“What’s going to come next? Well, what I think is going to come next is more specific orders,” said attorney John Villafranco of Kelley Drye & Warren LLP.
Photo © iStockphoto.com/zentilia
In a year of regulatory strife, it’s nice to celebrate positive news for a change. The dietary supplements industry is enjoying a moment of triumph following Bayer Corp.’s recent victory over the FTC in a court case over probiotic structure-function claims.
A New Jersey federal district court judge ruled in September that Bayer met its “competent and reliable scientific evidence” burden and affirmed that randomized controlled trials (RCTs) aren’t required for structure-function claims. The bottom line: supplements are not to be regulated as drugs, the judge said. More importantly, he ruled that the FTC cannot, by way of regulatory creep, introduce new substantiation standards for supplements that run counter to the laws governing supplements, to FTC’s own guidance governing supplements, and to language already instated in existing consent decrees. (Click here to read about the case and the opinion's key points.)
“This was a great moment for industry in dealing with what has been, as an agency, one of our more rigorous opponents,” said attorney Marc Ullman of Rivkin Radler LLP during a SupplySide West panel in October.
For Jonathan Cohn of Sidley Austin LLP, one of the attorneys who argued the case on behalf of Bayer, the takeaway is simple: Industry should fight more cases when the FTC is trying to sidestep the appropriate route for changing legal statute.
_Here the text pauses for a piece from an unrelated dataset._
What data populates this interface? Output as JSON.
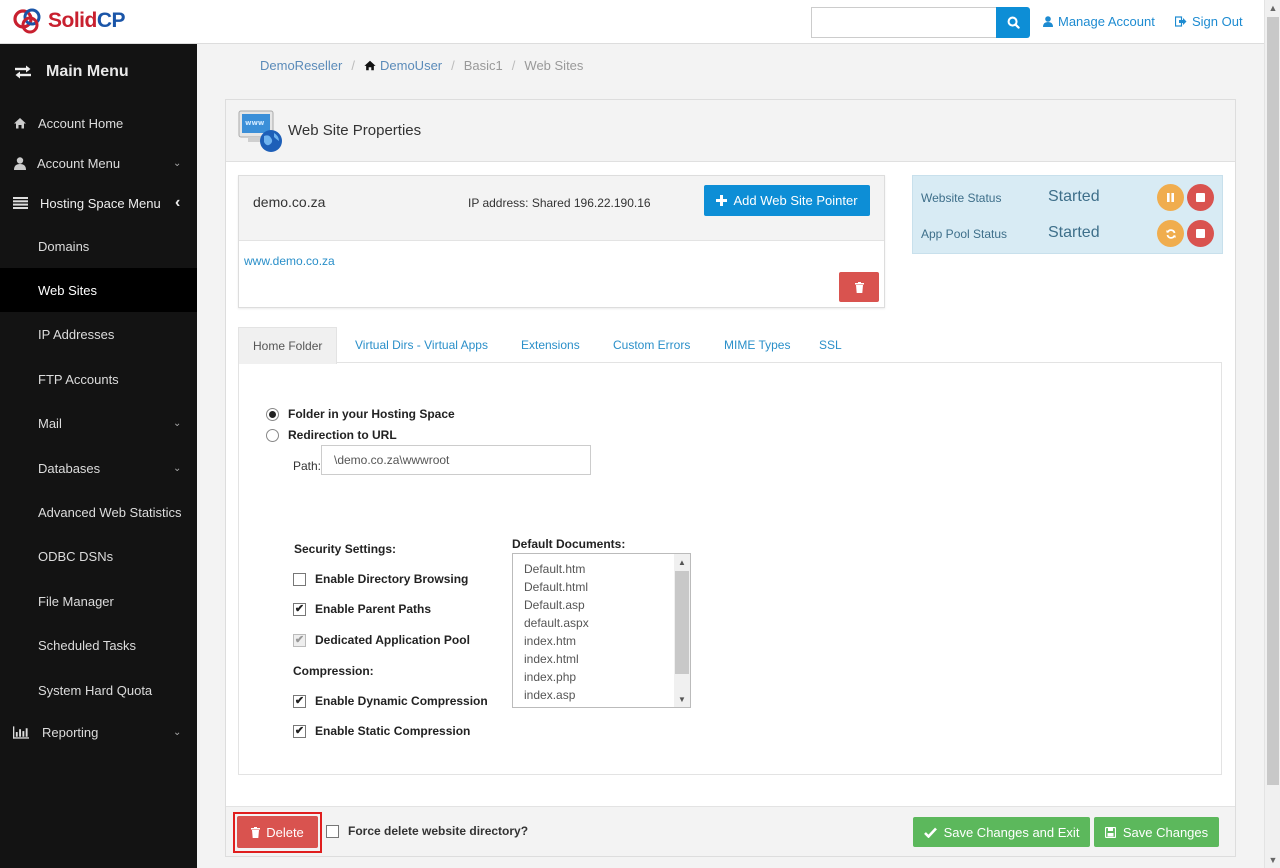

“Try more cases,” he urged, speaking at October’s Council for Responsible Nutrition (CRN) annual conference. “Bottom line, industry can win. We did it before, and we can do it again."
Others are happy, but cautious. "Don’t take this as the end of the issue,” Ullman said. FTC will almost certainly try to flex its muscles again in the future, and it also has 60 days to appeal the Bayer case.
“What’s going to come next? Well, what I think is going to come next is more specific orders,” said attorney John Villafranco of Kelley Drye & Warren LLP, also speaking at the CRN event. He pointed to prior statements made by David Vladeck, former director of FTC's Bureau of Consumer Protection, that FTC believes consent orders are more enforceable and stronger in court if they spell out specific types of tests.
New FTC consent orders will provide hints of what’s to come, industry leaders say. And industry should monitor those orders closely.
Speaking to CRN conference attendees, FTC’s Mary Engle, associate director for advertising practices, Bureau of Consumer Protection, likewise advised companies to examine FTC’s complaints. While consent decrees only bind the companies under order, “they may provide some guidance as to where we’re drawing the line between when you need clinical trials and what broader claims that you may not necessarily need clinical trials [for].”
“Sometimes competent and reliable scientific evidence is randomized controlled trials,” she added. And while the agency has “pretty much stopped putting in our order provisions [a requirement for] at least two RCTs, what you’ll see instead is simply the requirement that the court put in the [consent order for] POM Wonderful [in its FTC case over disease claims] that they have clinical testing, without specifying that number.”
Companies should not take the Bayer case as a cue to relax; just the opposite. They should be more vigilent of their claims substantiation, said Michael McGuffin, president of the American Herbal Products Association, at the SupplySide West panel. “What the court’s decision did not do is tell us that we don’t have to have substantiation. We still need to have substantiation for our claims.”
“FTC is not going to go away,” said panelist Dan Fabricant, PhD, CEO and executive director of the Natural Products Association. “[The Bayer case] is limited to one jurisdiction. Even if the judge’s language is somewhat of an endorsement of Bayer’s procedure, that’s not going to get you real far. They’re going to find another jurisdiction to keep bringing these sorts of cases. They’ve already shown that from the start.”
In terms of RCTs, said Villafranco, FTC’s “thinking is really starting to evolve, and it’s becoming crystallized.” Even if we do not see orders delineating two RCTs in most cases, he said, pay attention to the fact that the FTC does not seem to flinch at requiring two RCTs for highly scrutinized categories like weight-loss supplements.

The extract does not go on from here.